Large groups of people don’t like Obamacare, so one cannot forecast reasonably based on a model that assumes 100 percent implementation and enforcement. Obamacare would by no means be the first federal law that millions of people disobeyed. But then what’s the alternative forecasting approach?
To begin working toward an answer, I offer a list of possible ways in which individuals, states, and businesses may undermine the spirit and/or letter of law. I ask readers of this blog to add to this list, in particular as regards to the employer taxes, individual taxes, employer subsidies, and individual subsidies.
People who put little value on health insurance and are able to obtain waivers or find other loopholes in the individual mandate will be ineligible for the subsidies and have less reason than compliant workers to change their behavior in response to the ACA’s subsidies.
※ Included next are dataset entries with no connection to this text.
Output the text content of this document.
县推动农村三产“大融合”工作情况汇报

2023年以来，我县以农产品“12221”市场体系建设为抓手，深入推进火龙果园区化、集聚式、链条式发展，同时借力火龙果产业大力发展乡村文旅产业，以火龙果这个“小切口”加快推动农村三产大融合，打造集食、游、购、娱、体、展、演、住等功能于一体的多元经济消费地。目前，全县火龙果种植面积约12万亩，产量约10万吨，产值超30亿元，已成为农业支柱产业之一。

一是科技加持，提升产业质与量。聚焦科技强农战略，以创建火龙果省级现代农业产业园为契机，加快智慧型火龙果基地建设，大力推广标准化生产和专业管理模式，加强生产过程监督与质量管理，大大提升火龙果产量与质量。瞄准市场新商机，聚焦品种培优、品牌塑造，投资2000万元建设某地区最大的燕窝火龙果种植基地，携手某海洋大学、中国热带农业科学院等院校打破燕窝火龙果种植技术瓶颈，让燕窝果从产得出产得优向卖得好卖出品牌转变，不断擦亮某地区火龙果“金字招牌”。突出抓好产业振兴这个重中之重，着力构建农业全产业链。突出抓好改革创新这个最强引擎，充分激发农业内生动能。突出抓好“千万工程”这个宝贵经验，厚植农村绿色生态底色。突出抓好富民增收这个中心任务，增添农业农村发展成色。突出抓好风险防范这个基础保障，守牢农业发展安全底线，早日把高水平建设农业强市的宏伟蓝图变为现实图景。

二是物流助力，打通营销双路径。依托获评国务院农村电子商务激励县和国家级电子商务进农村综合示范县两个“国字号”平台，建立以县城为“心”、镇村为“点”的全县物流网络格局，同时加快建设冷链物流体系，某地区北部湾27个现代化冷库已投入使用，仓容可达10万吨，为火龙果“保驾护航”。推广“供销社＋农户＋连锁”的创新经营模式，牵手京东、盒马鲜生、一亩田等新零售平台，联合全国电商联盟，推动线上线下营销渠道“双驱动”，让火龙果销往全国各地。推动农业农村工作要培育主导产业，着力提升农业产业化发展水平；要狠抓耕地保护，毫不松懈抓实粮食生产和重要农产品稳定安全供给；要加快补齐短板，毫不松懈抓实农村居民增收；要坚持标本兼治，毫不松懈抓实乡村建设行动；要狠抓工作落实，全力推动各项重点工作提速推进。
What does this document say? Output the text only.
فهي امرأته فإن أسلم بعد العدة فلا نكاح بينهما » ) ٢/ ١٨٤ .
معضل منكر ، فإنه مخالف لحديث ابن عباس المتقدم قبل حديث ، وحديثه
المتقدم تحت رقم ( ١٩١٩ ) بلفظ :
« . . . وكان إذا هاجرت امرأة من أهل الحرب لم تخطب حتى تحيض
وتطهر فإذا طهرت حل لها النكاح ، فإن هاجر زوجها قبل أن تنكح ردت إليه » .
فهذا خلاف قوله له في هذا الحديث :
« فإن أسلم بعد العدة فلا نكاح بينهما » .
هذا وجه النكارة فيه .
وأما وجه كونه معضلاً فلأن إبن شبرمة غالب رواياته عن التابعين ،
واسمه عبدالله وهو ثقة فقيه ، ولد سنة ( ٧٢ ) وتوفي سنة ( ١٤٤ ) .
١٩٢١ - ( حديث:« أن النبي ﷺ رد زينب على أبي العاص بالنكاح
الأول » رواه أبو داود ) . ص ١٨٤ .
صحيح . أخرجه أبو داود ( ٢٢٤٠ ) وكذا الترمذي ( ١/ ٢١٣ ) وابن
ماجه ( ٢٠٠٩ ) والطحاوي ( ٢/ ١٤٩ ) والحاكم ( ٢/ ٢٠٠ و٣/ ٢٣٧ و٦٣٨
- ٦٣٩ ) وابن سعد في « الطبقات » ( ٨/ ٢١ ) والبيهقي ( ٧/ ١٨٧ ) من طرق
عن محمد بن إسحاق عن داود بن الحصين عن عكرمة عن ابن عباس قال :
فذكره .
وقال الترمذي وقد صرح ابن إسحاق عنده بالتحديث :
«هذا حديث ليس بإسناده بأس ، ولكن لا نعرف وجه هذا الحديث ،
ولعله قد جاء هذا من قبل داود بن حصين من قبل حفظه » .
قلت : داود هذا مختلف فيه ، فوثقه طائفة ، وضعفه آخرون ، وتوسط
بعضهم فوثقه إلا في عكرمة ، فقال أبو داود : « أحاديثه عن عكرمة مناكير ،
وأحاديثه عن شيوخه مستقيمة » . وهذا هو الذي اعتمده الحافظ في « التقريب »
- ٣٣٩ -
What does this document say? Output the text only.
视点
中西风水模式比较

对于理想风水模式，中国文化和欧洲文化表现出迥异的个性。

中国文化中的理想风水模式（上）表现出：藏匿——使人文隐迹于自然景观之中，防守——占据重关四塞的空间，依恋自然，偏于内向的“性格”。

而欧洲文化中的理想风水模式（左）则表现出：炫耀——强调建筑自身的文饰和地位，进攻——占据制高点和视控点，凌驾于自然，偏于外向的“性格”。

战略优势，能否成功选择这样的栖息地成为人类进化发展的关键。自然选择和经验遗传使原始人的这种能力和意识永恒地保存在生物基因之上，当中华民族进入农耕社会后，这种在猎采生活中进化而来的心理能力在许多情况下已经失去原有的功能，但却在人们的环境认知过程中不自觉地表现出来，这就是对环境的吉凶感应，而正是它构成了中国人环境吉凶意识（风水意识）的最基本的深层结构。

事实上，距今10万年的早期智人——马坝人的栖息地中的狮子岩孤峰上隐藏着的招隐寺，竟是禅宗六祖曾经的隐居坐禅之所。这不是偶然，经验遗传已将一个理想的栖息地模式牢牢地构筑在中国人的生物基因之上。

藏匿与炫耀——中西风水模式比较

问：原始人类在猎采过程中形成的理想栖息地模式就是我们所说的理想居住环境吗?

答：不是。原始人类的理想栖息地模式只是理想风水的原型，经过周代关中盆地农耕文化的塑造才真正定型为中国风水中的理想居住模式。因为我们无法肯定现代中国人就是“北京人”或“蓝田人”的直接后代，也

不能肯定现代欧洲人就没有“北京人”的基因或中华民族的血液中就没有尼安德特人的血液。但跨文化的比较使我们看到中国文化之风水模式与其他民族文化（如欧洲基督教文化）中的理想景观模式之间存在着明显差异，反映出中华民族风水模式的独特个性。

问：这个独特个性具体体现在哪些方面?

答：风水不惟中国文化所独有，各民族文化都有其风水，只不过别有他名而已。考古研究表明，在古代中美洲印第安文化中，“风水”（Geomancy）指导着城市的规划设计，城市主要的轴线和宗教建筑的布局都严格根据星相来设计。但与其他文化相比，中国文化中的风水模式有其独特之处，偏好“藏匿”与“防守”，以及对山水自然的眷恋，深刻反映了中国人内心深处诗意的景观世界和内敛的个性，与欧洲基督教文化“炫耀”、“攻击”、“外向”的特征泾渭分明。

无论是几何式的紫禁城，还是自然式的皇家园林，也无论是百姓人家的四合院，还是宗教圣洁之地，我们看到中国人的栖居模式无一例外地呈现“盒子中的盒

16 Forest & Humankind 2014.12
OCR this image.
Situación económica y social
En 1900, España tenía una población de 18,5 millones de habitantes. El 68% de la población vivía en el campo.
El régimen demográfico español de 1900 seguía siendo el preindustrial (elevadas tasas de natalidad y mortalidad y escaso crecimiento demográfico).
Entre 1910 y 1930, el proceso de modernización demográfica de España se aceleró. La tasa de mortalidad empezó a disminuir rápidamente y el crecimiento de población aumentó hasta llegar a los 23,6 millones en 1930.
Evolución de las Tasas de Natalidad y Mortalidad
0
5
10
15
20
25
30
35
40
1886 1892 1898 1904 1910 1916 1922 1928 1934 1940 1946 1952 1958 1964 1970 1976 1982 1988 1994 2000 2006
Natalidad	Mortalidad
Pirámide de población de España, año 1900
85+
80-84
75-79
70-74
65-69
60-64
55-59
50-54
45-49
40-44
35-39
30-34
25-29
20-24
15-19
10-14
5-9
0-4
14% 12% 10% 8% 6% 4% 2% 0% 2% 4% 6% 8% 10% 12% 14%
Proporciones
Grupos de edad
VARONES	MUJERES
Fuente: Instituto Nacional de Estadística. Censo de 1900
Part of the population may not value the insurance options offered by the insurance exchanges, and therefore forgo participation in those plans and thereby forgo the ACA subsidies.
The individual mandate is to be enforced as part of the federal personal income tax return. Parts of the population may:
- fail to file a return,
- file a return that falsifies their health insurance participation,
- or refuse to make payments pursuant to the individual mandate,
- and the Internal Revenue Service may lack authority (or otherwise not devote resources) to enforce it.
States may fail to set up insurance exchanges, and perhaps thereby make their residents ineligible for premium support and cost sharing subsidies, even those residents who comply with the individual mandate.
I am not recommending that people do these things, but rather trying to understand what will actually happen.